毎日、寒いので・・・・
毎日、寒いので、現実逃避です。タヒチの画像を見て、温かい(暑い?)世界を想像しています。
古い話で恐縮ですが、マオリ族の血をひく人類学者ピーター・バックの1938年の本「日の出のヴァイキング」によれば、ポリネシアの人々はここタヒチから太平洋の各地へ拡散していったということです。北はハワイまで、南はニュージーランドまで。そういえば、ハワイに伝わる神話・伝説では海の向こうにある「カヒキ」という土地が登場するのを思い出しました。「カヒキ」というのは「タヒチ」のことです。
ハワイの火山の女神、恐るべきペレも、タヒチからやってきました。
ポリネシアの伝説に登場する英雄ラタは、父を害した敵に復讐するためにカヌーが必要でした。それも大勢の兵士たちが乗れるような大きなカヌーが必要でした。そしてそのカヌーを作るための大きな木が必要でした。
「お母さんはね、森の中でトタラという立派な樹を見たよ。明日になったらおまえは森に行ってその樹を見なくちゃいけないよ」と、いった。
それは息子のラタが自分の仕事を完遂するためにしなくてはならないことを暗示する母親のやり方だった。堂々たる立派なトタラの樹といえば、堂々たる立派なカヌーがつくれるということだったからだ。

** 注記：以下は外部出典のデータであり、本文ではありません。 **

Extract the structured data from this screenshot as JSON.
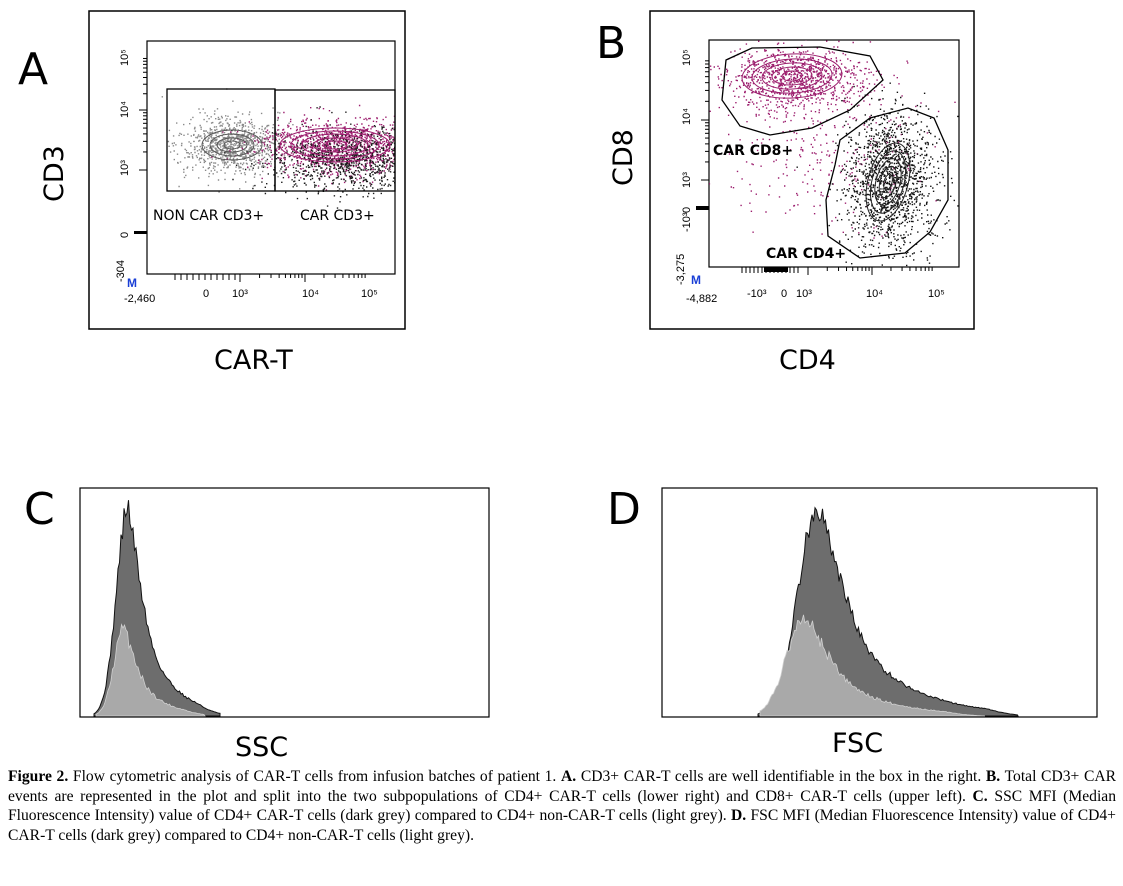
{
  "panels": {
    "A": {
      "letter": "A",
      "x_axis_label": "CAR-T",
      "y_axis_label": "CD3",
      "x_min_label": "-2,460",
      "y_min_label": "-304",
      "x_ticks": [
        "0",
        "10³",
        "10⁴",
        "10⁵"
      ],
      "y_ticks": [
        "0",
        "10³",
        "10⁴",
        "10⁵"
      ],
      "marker": "M",
      "gate_left_label": "NON CAR CD3+",
      "gate_right_label": "CAR CD3+"
    },
    "B": {
      "letter": "B",
      "x_axis_label": "CD4",
      "y_axis_label": "CD8",
      "x_min_label": "-4,882",
      "y_min_label": "-3,275",
      "x_ticks": [
        "-10³",
        "0",
        "10³",
        "10⁴",
        "10⁵"
      ],
      "y_ticks": [
        "-10³",
        "0",
        "10³",
        "10⁴",
        "10⁵"
      ],
      "marker": "M",
      "gate_upper_label": "CAR CD8+",
      "gate_lower_label": "CAR CD4+"
    },
    "C": {
      "letter": "C",
      "x_axis_label": "SSC"
    },
    "D": {
      "letter": "D",
      "x_axis_label": "FSC"
    }
  },
  "colors": {
    "car_events": "#9c1e6e",
    "non_car_events": "#8a8a8a",
    "dark_grey_hist": "#6d6d6d",
    "light_grey_hist": "#a9a9a9",
    "marker_blue": "#1a3fd6"
  },
  "caption": {
    "figure_label": "Figure 2.",
    "intro": "Flow cytometric analysis of CAR-T cells from infusion batches of patient 1.",
    "a_label": "A.",
    "a_text": "CD3+ CAR-T cells are well identifiable in the box in the right.",
    "b_label": "B.",
    "b_text": "Total CD3+ CAR events are represented in the plot and split into the two subpopulations of CD4+ CAR-T cells (lower right) and CD8+ CAR-T cells (upper left).",
    "c_label": "C.",
    "c_text": "SSC MFI (Median Fluorescence Intensity) value of CD4+ CAR-T cells (dark grey) compared to CD4+ non-CAR-T cells (light grey).",
    "d_label": "D.",
    "d_text": "FSC MFI (Median Fluorescence Intensity) value of CD4+ CAR-T cells (dark grey) compared to CD4+ non-CAR-T cells (light grey)."
  }
}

さて、ラタが何度も樹を切り倒しても翌朝になるとその樹が元通りになっていた、と、この話は続きます。この話は以前「木本祭(このもとさい)とラタ」で紹介しました。樹が元通りになっていたのは、ラタが樹を切るまえに森の神々に許しを請わなかったからでした。ラタはそれを森の昆虫たちに指摘されて始めて自分の過ちに気づいたのでした。

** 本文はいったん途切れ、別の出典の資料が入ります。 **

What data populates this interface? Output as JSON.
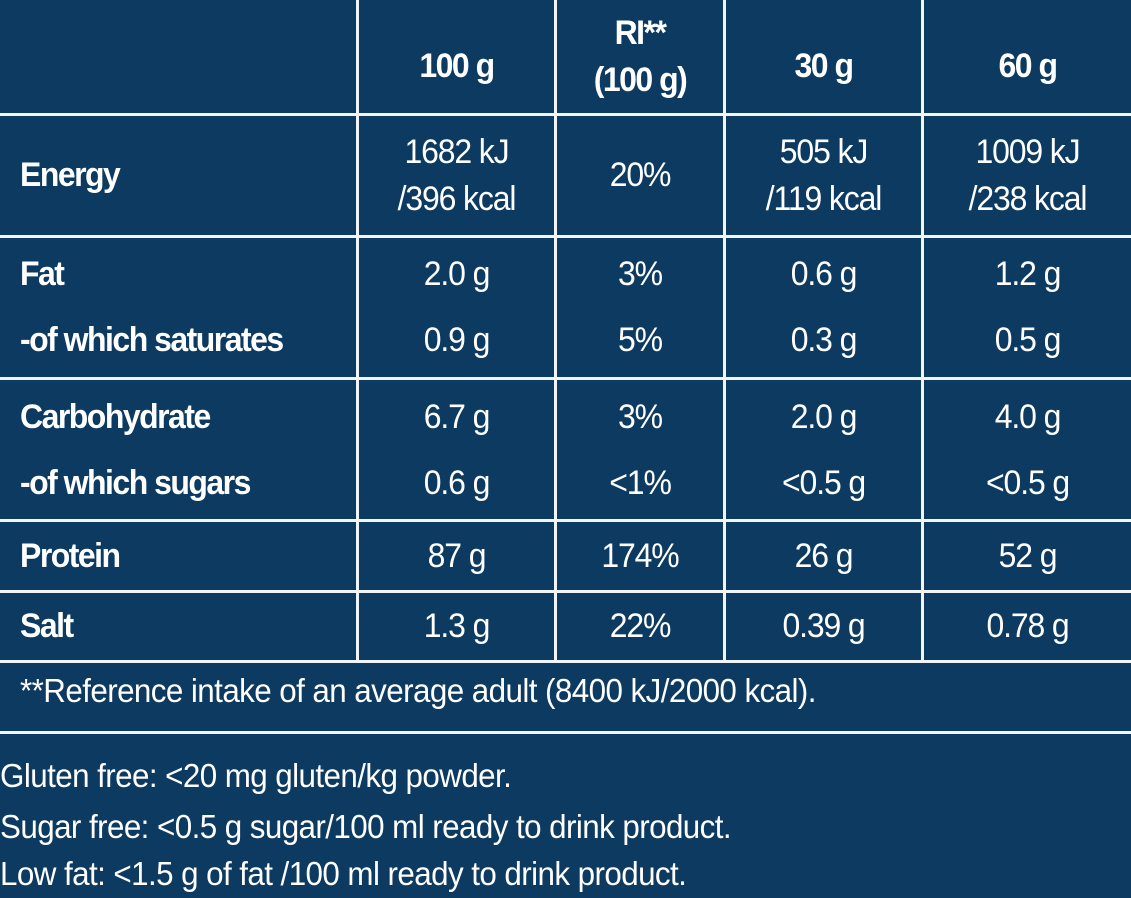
{
  "table": {
    "headers": {
      "col_100g": "100 g",
      "col_ri_line1": "RI**",
      "col_ri_line2": "(100 g)",
      "col_30g": "30 g",
      "col_60g": "60 g"
    },
    "rows": {
      "energy": {
        "label": "Energy",
        "v100_line1": "1682 kJ",
        "v100_line2": "/396 kcal",
        "ri": "20%",
        "v30_line1": "505 kJ",
        "v30_line2": "/119 kcal",
        "v60_line1": "1009 kJ",
        "v60_line2": "/238 kcal"
      },
      "fat": {
        "label": "Fat",
        "v100": "2.0 g",
        "ri": "3%",
        "v30": "0.6 g",
        "v60": "1.2 g"
      },
      "saturates": {
        "label": "-of which saturates",
        "v100": "0.9 g",
        "ri": "5%",
        "v30": "0.3 g",
        "v60": "0.5 g"
      },
      "carbohydrate": {
        "label": "Carbohydrate",
        "v100": "6.7 g",
        "ri": "3%",
        "v30": "2.0 g",
        "v60": "4.0 g"
      },
      "sugars": {
        "label": "-of which sugars",
        "v100": "0.6 g",
        "ri": "<1%",
        "v30": "<0.5 g",
        "v60": "<0.5 g"
      },
      "protein": {
        "label": "Protein",
        "v100": "87 g",
        "ri": "174%",
        "v30": "26 g",
        "v60": "52 g"
      },
      "salt": {
        "label": "Salt",
        "v100": "1.3 g",
        "ri": "22%",
        "v30": "0.39 g",
        "v60": "0.78 g"
      }
    },
    "footnote": "**Reference intake of an average adult (8400 kJ/2000 kcal)."
  },
  "notes": [
    "Gluten free: <20 mg gluten/kg powder.",
    "Sugar free: <0.5 g sugar/100 ml ready to drink product.",
    "Low fat: <1.5 g of fat /100 ml ready to drink product."
  ],
  "colors": {
    "background": "#0c3a60",
    "grid_lines": "#f2f5f8",
    "text": "#ffffff"
  }
}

私の話はとりとめもなく、ラタの祖父であるタファキに移ります。タファキについては前述の本の「訳者ノート」というところに気になる記述があります。その記述はリチャード・テイラーという人の「テ・イカ・マウイ(マウイの魚)」という本に出てくるのだそうです。
タファキは呪言にうつつをぬかし、おのれの血に池の水の血、星の血、それからどんな血を混ぜたのか? 月の血、日の血、ランギ・マフクの血だ。流れ出ているのはタファキの血だ。この血でタファキは生き返ったのだ。
なんとも不気味な言葉の連なりです。何か呪術的なものを感じます。